Bakteriophagen, oder Phagen, sind natürliche Viren, die gezielt Bakterien angreifen. Sie sind für Forschende und einige medizinische Teams bei schwer behandelbaren Infektionen besonders interessant, weil bestimmte Phagen über Enzyme verfügen, die Depolymerasen genannt werden. Diese Enzyme können einen Teil der schützenden Biofilm-Matrix abbauen und so dazu beitragen, die Bakterien stärker freizulegen.

Dennoch ist Vorsicht geboten: Das bedeutet nicht, dass Phagen eine einfache oder universelle Lösung sind. Nicht alle Phagen haben dieselben Eigenschaften, nicht alle Infektionen folgen demselben Muster, und eine Phagentherapie muss von Fall zu Fall durchdacht werden. Doch im Zusammenhang mit chronischen, wiederkehrenden oder biofilmassoziierten Infektionen weckt dieser Ansatz echtes Interesse, weil er genau dort ansetzt, wo das Problem biologisch und nicht mehr nur „bakteriologisch“ wird.

Was man sich merken sollte

Wenn eine Infektion immer wieder zurückkehrt, bedeutet das nicht zwangsläufig, dass es keine Hoffnung mehr gibt. Es kann auch bedeuten, dass ein Biofilm vorhanden ist, also ein Schutzschild, das die Bakterien schützt und ihr Fortbestehen begünstigt.

Wenn man dieses Konzept versteht, verändert das die Sichtweise auf das Versagen einer Behandlung. Das Problem ist nicht immer nur das Bakterium selbst. Manchmal ist es vor allem das „Zuhause“, in dem es sich versteckt. Und genau deshalb ziehen Phagen heute bei schwer behandelbaren Infektionen so viel Aufmerksamkeit auf sich.

Leiden Sie an einer chronischen oder wiederkehrenden Infektion?

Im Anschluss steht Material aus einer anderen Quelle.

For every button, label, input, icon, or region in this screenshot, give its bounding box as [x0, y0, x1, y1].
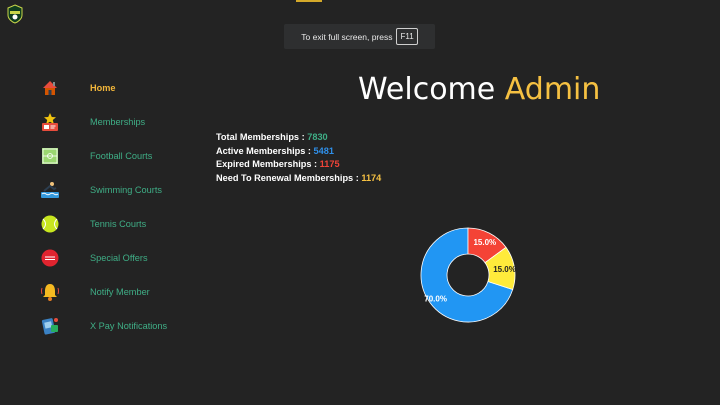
stat-renewal-memberships: Need To Renewal Memberships : 1174 — [216, 172, 381, 186]
stat-value: 1175 — [319, 159, 340, 169]
sidebar-item-label: Football Courts — [90, 151, 153, 161]
stat-value: 5481 — [313, 145, 334, 156]
payment-app-icon — [41, 318, 58, 335]
stat-value: 7830 — [307, 132, 328, 142]
bell-icon — [41, 284, 59, 301]
stat-active-memberships: Active Memberships : 5481 — [216, 145, 381, 159]
sidebar-item-notify-member[interactable]: Notify Member — [40, 281, 200, 303]
sidebar-item-football-courts[interactable]: Football Courts — [40, 145, 200, 167]
membership-stats: Total Memberships : 7830 Active Membersh… — [216, 131, 381, 185]
page-title: Welcome Admin — [358, 70, 600, 110]
chart-slice-label-0: 70.0% — [424, 295, 447, 304]
stat-label: Need To Renewal Memberships : — [216, 172, 359, 183]
top-accent-bar — [296, 0, 322, 2]
sidebar-item-home[interactable]: Home — [40, 77, 200, 99]
swimmer-icon — [41, 182, 59, 198]
sidebar-item-x-pay-notifications[interactable]: X Pay Notifications — [40, 315, 200, 337]
sidebar-item-label: Notify Member — [90, 287, 150, 297]
membership-doughnut-chart: 70.0% 15.0% 15.0% — [420, 227, 516, 323]
welcome-text: Welcome — [358, 72, 496, 107]
sidebar-item-label: Special Offers — [90, 253, 148, 263]
stat-label: Expired Memberships : — [216, 159, 318, 169]
stat-total-memberships: Total Memberships : 7830 — [216, 131, 381, 145]
sidebar-item-label: Swimming Courts — [90, 185, 162, 195]
chart-slice-label-2: 15.0% — [493, 265, 516, 274]
app-logo[interactable] — [6, 4, 24, 24]
fullscreen-exit-toast: To exit full screen, press F11 — [284, 24, 435, 49]
stat-label: Active Memberships : — [216, 145, 311, 156]
house-icon — [43, 81, 57, 95]
sidebar-item-label: Home — [90, 83, 116, 93]
sidebar-item-special-offers[interactable]: Special Offers — [40, 247, 200, 269]
f11-key-badge: F11 — [396, 28, 418, 45]
stat-label: Total Memberships : — [216, 132, 305, 142]
sidebar-item-memberships[interactable]: Memberships — [40, 111, 200, 133]
football-field-icon — [42, 148, 58, 164]
stat-value: 1174 — [361, 172, 382, 183]
sidebar-item-swimming-courts[interactable]: Swimming Courts — [40, 179, 200, 201]
admin-name: Admin — [504, 72, 601, 107]
sidebar-item-label: X Pay Notifications — [90, 321, 168, 331]
sidebar-item-tennis-courts[interactable]: Tennis Courts — [40, 213, 200, 235]
chart-slice-label-1: 15.0% — [473, 238, 496, 247]
membership-card-icon — [42, 113, 58, 131]
fullscreen-toast-text: To exit full screen, press — [301, 31, 393, 42]
sidebar-item-label: Tennis Courts — [90, 219, 147, 229]
tennis-ball-icon — [41, 215, 59, 233]
sidebar-item-label: Memberships — [90, 117, 146, 127]
stat-expired-memberships: Expired Memberships : 1175 — [216, 158, 381, 172]
offer-tag-icon — [41, 249, 59, 267]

Bei einer anhaltenden Harnwegsinfektion, einer Knocheninfektion oder einer Infektion im Zusammenhang mit einer Prothese oder einem medizinischen Gerät sollte die Frage eines Biofilms manchmal näher untersucht werden. Eine sorgfältige medizinische Beurteilung ist erforderlich, um zu verstehen, warum die Infektion immer wiederkehrt und welche Behandlungsoptionen in Betracht gezogen werden können.